# It's been four months......



## SWGoldenmom (Oct 25, 2011)

But I still miss her every single day. She was my heart dog, and never left my side. Her golden smile never left her face, and she never had a bad day. She'll always be a part of my heart.

Tess 6/11/98 - 6/21/11


----------



## ELI&BAILEY'S MOM (Dec 18, 2008)

What a beautiful girl. I am so sorry for your loss. They seem to take a big chunk of your heart when they leave, don't they? Godspeed sweet Tess.


----------



## Penny & Maggie's Mom (Oct 4, 2007)

I'm so sorry. What a pretty girl... just remember, she's with you still.. only now on silent paws. Hugs.


----------



## SWGoldenmom (Oct 25, 2011)

I love that.......silent paws.....thank you....


----------



## Buddy's mom forever (Jun 23, 2011)

Sweet girl, I am sorry you lost her. It takes time to get used to the pain.
Rest in peace sweet Tess.


----------



## Kula's mommy (Aug 19, 2011)

She is so very beautiful and I know how you feel.I miss my Kula every single day and I'm so very sorry for your loss....hugs


----------



## SWGoldenmom (Oct 25, 2011)

Oh my....I see Tess and Kula were very close in age. I'm so sorry for your loss as well.


----------



## Nath (May 12, 2011)

So sorry for your loss. She was beautiful. I wish that I had words to make it easier, but many of us are going through the same empty pain you are feeling. At least we can help each other in need. Sending many hugs.


----------



## goldensmum (Oct 23, 2007)

Tess will always be with you, because she is nestled in the very safest place of all - in your heart.

Sleep softly Tess


----------



## Debles (Sep 6, 2007)

She was a beautiful girl and is with you always. I know how hard it is and how much you miss her.


----------



## Dallas Gold (Dec 22, 2007)

What a beauty she was. HUGS...missing them is so hard, but she's with you, looking over you and waiting until you meet again.


----------



## CAROLINA MOM (May 12, 2009)

Tess was such a beautiful girl, the anniversaries are so hard. We lost our boy in Feb., each month has gotten a little easier, but their loss never really goes away because they have such a huge piece of your heart. 

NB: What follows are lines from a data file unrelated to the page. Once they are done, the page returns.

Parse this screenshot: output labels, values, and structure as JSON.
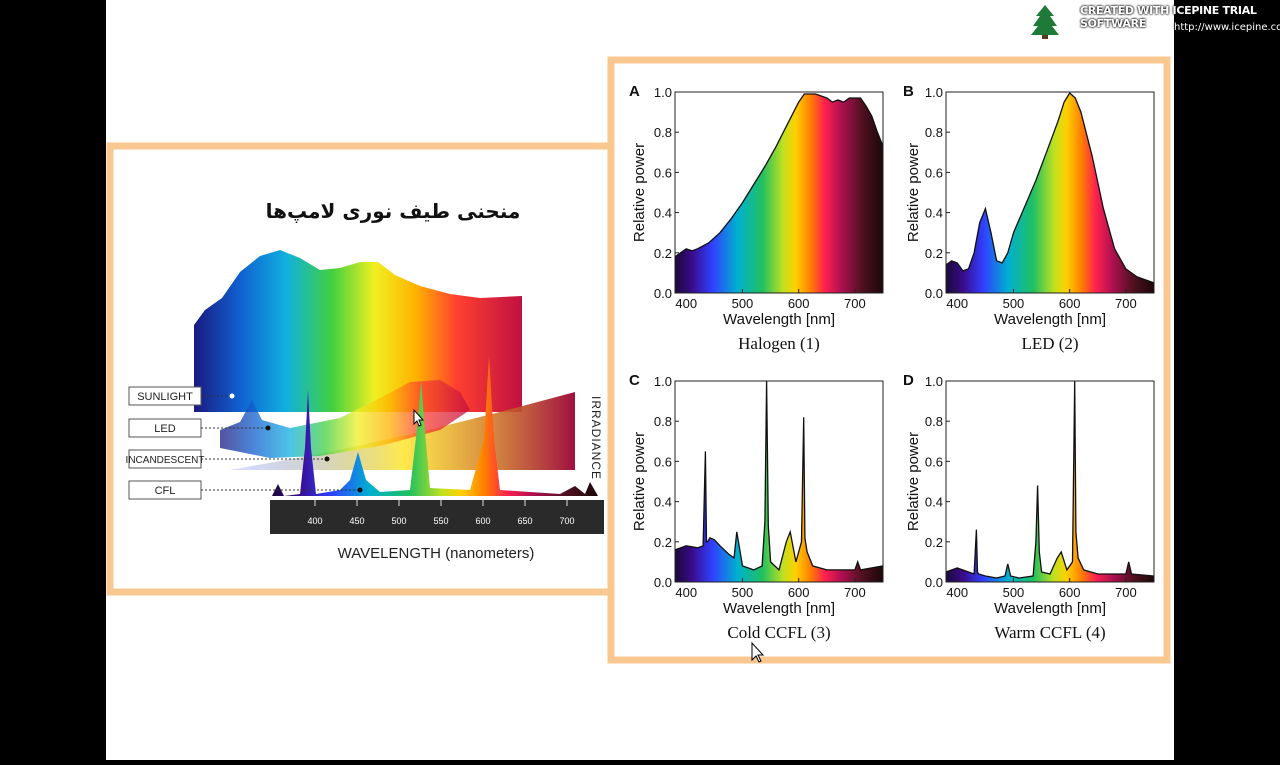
{
  "watermark": {
    "title": "CREATED WITH ICEPINE TRIAL SOFTWARE",
    "url": "http://www.icepine.com",
    "icon": "pine-tree-icon"
  },
  "left_figure": {
    "title": "منحنی طیف نوری لامپ‌ها",
    "y_side_label": "IRRADIANCE",
    "x_label": "WAVELENGTH (nanometers)",
    "ticks": [
      "400",
      "450",
      "500",
      "550",
      "600",
      "650",
      "700"
    ],
    "legend": [
      "SUNLIGHT",
      "LED",
      "INCANDESCENT",
      "CFL"
    ]
  },
  "chart_data": [
    {
      "type": "area",
      "panel": "A",
      "title": "Halogen (1)",
      "xlabel": "Wavelength [nm]",
      "ylabel": "Relative power",
      "xlim": [
        380,
        750
      ],
      "ylim": [
        0,
        1.0
      ],
      "xticks": [
        "400",
        "500",
        "600",
        "700"
      ],
      "yticks": [
        "0.0",
        "0.2",
        "0.4",
        "0.6",
        "0.8",
        "1.0"
      ],
      "x": [
        380,
        390,
        400,
        410,
        420,
        440,
        460,
        480,
        500,
        520,
        540,
        560,
        580,
        600,
        610,
        620,
        630,
        640,
        650,
        660,
        670,
        680,
        690,
        700,
        710,
        720,
        730,
        740,
        750
      ],
      "y": [
        0.18,
        0.2,
        0.22,
        0.21,
        0.22,
        0.25,
        0.3,
        0.37,
        0.45,
        0.54,
        0.63,
        0.73,
        0.84,
        0.95,
        0.99,
        0.99,
        0.99,
        0.98,
        0.97,
        0.95,
        0.96,
        0.95,
        0.97,
        0.97,
        0.97,
        0.93,
        0.88,
        0.8,
        0.73
      ]
    },
    {
      "type": "area",
      "panel": "B",
      "title": "LED (2)",
      "xlabel": "Wavelength [nm]",
      "ylabel": "Relative power",
      "xlim": [
        380,
        750
      ],
      "ylim": [
        0,
        1.0
      ],
      "xticks": [
        "400",
        "500",
        "600",
        "700"
      ],
      "yticks": [
        "0.0",
        "0.2",
        "0.4",
        "0.6",
        "0.8",
        "1.0"
      ],
      "x": [
        380,
        390,
        400,
        410,
        420,
        430,
        440,
        450,
        460,
        470,
        480,
        490,
        500,
        520,
        540,
        560,
        580,
        590,
        600,
        610,
        620,
        640,
        660,
        680,
        700,
        720,
        750
      ],
      "y": [
        0.14,
        0.16,
        0.15,
        0.11,
        0.12,
        0.2,
        0.35,
        0.42,
        0.3,
        0.16,
        0.15,
        0.2,
        0.3,
        0.43,
        0.56,
        0.71,
        0.86,
        0.95,
        0.995,
        0.97,
        0.9,
        0.68,
        0.42,
        0.22,
        0.12,
        0.08,
        0.05
      ]
    },
    {
      "type": "area",
      "panel": "C",
      "title": "Cold CCFL (3)",
      "xlabel": "Wavelength [nm]",
      "ylabel": "Relative power",
      "xlim": [
        380,
        750
      ],
      "ylim": [
        0,
        1.0
      ],
      "xticks": [
        "400",
        "500",
        "600",
        "700"
      ],
      "yticks": [
        "0.0",
        "0.2",
        "0.4",
        "0.6",
        "0.8",
        "1.0"
      ],
      "x": [
        380,
        400,
        420,
        430,
        434,
        436,
        438,
        442,
        450,
        460,
        475,
        485,
        490,
        500,
        520,
        535,
        540,
        543,
        546,
        550,
        565,
        578,
        585,
        595,
        605,
        609,
        611,
        615,
        625,
        650,
        680,
        700,
        705,
        710,
        750
      ],
      "y": [
        0.16,
        0.18,
        0.17,
        0.18,
        0.65,
        0.2,
        0.2,
        0.22,
        0.21,
        0.18,
        0.14,
        0.12,
        0.25,
        0.08,
        0.06,
        0.08,
        0.3,
        1.0,
        0.28,
        0.1,
        0.06,
        0.2,
        0.25,
        0.1,
        0.2,
        0.82,
        0.22,
        0.15,
        0.08,
        0.06,
        0.06,
        0.06,
        0.1,
        0.06,
        0.08
      ]
    },
    {
      "type": "area",
      "panel": "D",
      "title": "Warm CCFL (4)",
      "xlabel": "Wavelength [nm]",
      "ylabel": "Relative power",
      "xlim": [
        380,
        750
      ],
      "ylim": [
        0,
        1.0
      ],
      "xticks": [
        "400",
        "500",
        "600",
        "700"
      ],
      "yticks": [
        "0.0",
        "0.2",
        "0.4",
        "0.6",
        "0.8",
        "1.0"
      ],
      "x": [
        380,
        400,
        420,
        430,
        434,
        436,
        438,
        450,
        470,
        485,
        490,
        495,
        510,
        535,
        540,
        543,
        546,
        550,
        565,
        578,
        585,
        595,
        605,
        609,
        611,
        615,
        625,
        650,
        680,
        700,
        705,
        710,
        750
      ],
      "y": [
        0.05,
        0.07,
        0.05,
        0.04,
        0.26,
        0.05,
        0.04,
        0.03,
        0.02,
        0.03,
        0.09,
        0.03,
        0.02,
        0.03,
        0.2,
        0.48,
        0.15,
        0.05,
        0.04,
        0.12,
        0.15,
        0.06,
        0.1,
        1.0,
        0.25,
        0.12,
        0.06,
        0.04,
        0.04,
        0.04,
        0.1,
        0.04,
        0.03
      ]
    }
  ]
}
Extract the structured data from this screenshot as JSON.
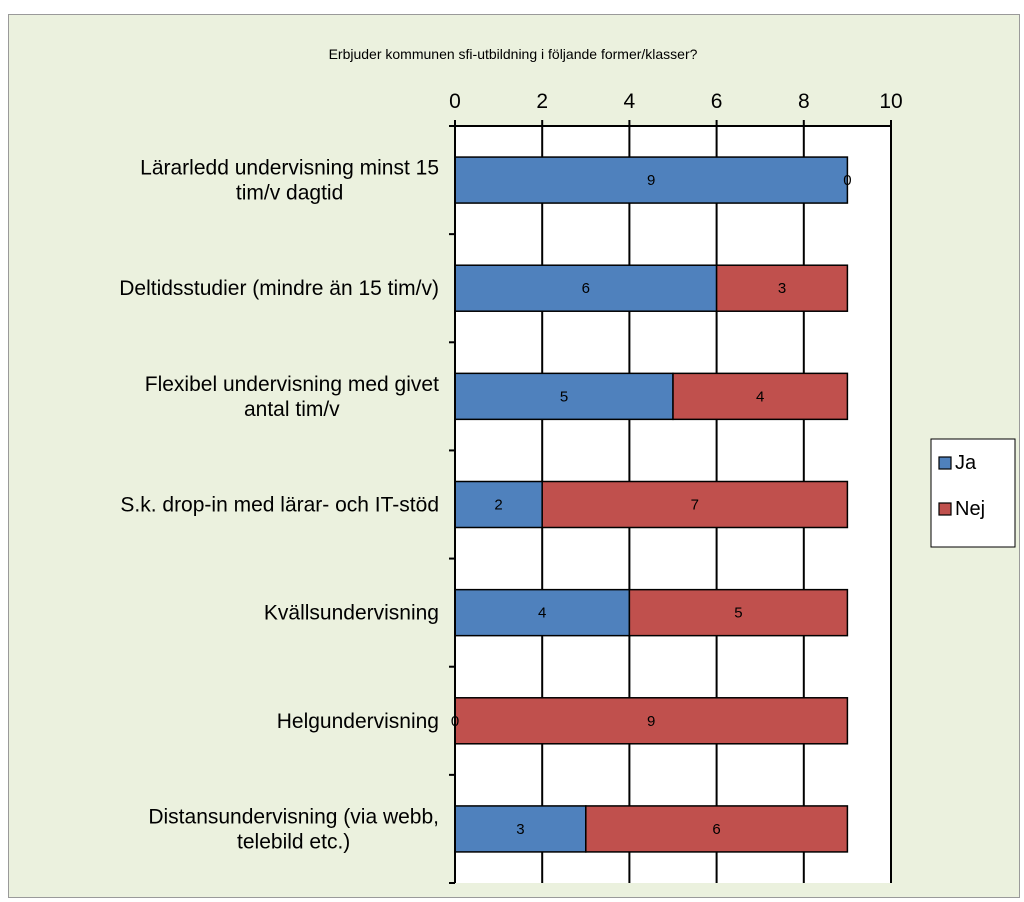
{
  "chart_data": {
    "type": "bar",
    "orientation": "horizontal",
    "stacked": true,
    "title": "Erbjuder kommunen sfi-utbildning i följande former/klasser?",
    "categories": [
      [
        "Lärarledd undervisning minst 15",
        "tim/v dagtid"
      ],
      [
        "Deltidsstudier (mindre än 15 tim/v)"
      ],
      [
        "Flexibel undervisning med givet",
        "antal tim/v"
      ],
      [
        "S.k. drop-in med lärar- och IT-stöd"
      ],
      [
        "Kvällsundervisning"
      ],
      [
        "Helgundervisning"
      ],
      [
        "Distansundervisning (via webb,",
        "telebild etc.)"
      ]
    ],
    "series": [
      {
        "name": "Ja",
        "color": "#4f81bd",
        "values": [
          9,
          6,
          5,
          2,
          4,
          0,
          3
        ]
      },
      {
        "name": "Nej",
        "color": "#c0504d",
        "values": [
          0,
          3,
          4,
          7,
          5,
          9,
          6
        ]
      }
    ],
    "xlim": [
      0,
      10
    ],
    "xticks": [
      0,
      2,
      4,
      6,
      8,
      10
    ],
    "x_axis_position": "top",
    "grid": true,
    "legend_position": "right",
    "data_labels": true
  }
}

Tess will always be with you because she will forever live in your heart and her memories are a part of your soul and a part of who you are. 

I know my life has been so much richer by sharing it with my boy for 15.5 years. 

I hope you will be able to open your heart to another golden when you are ready. I did shortly after I lost my boy, I had too much love to give not to share it with another golden boy. 


God bless sweet Tess.


----------